Ce serait donc un mouvement de la “France périphérique” ?
Oui, à condition de bien s’entendre sur ce terme, car les thèses du géographe Christophe Guilluy [à l’origine de ce concept, ndlr] prêtent beaucoup à discussion. Pourquoi la question de la mobilité est-elle devenue aussi centrale ? C’est parce que dans un monde globalisé, elle est devenue stratégique, y compris politiquement. Ce n’est pas forcément lié à des identités territoriales comme le dit Guilluy : c’est une question d’infrastructures. En ce sens, il y a effectivement une question de périphérie.
A votre avis, le gouvernement a-t-il plus à craindre d’un mouvement citoyen comme celui-ci, que des mouvements précédents, plus classiques, contre la loi travail ou la réforme de la SNCF ?
C’est effectivement très différent. Lors des mobilisations précédentes, les syndicats étaient en première ligne. Il y avait une prévisibilité plus forte pour le pouvoir public. On pouvait anticiper un schéma de négociation assez classique, avec des phases de compromis – même si ce qui a caractérisé la méthode de gouvernement, c’était la volonté de faire passer ces réformes vite, voire en force, et de cantonner les organisations syndicales à un rôle mineur dans la négociation. Les “gilets jaunes” vont être plus compliqués à gérer pour le pouvoir politique.

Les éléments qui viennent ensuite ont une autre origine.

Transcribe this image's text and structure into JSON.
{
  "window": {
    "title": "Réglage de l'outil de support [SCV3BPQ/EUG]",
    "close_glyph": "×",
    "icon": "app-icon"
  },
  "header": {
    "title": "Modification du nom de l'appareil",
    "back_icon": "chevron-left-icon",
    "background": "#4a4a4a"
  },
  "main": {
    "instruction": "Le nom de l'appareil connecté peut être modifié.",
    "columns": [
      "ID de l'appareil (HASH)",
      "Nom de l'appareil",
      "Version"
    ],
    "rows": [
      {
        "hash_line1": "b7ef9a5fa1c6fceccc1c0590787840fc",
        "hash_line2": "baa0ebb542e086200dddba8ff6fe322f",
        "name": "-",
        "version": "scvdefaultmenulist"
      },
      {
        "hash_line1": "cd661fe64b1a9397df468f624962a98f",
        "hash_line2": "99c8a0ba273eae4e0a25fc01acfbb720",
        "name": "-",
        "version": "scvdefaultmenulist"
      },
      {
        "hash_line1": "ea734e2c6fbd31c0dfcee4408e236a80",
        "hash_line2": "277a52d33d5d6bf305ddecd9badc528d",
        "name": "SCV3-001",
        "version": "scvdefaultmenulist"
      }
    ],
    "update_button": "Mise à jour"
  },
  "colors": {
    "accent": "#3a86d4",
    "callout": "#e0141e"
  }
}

C’est d’ailleurs pour ça que le Premier ministre fait des annonces sur les ondes radiophoniques pour annoncer des mesures compensatoires. On a l’impression que les médias deviennent son seul canal de communication, car il n’y a pas d’interlocuteur ou de table autour de laquelle s’asseoir. Cela représente clairement des risques pour le pouvoir politique, car le degré d’imprévisibilité est beaucoup plus élevé. Les syndicats, comme les organisations politiques, participent à une forme d’encadrement des manifestations. Ce ne sera pas le cas ce 17 novembre. Mais pour devenir véritablement gênant, il faudra aussi que ce mouvement tienne sur la durée.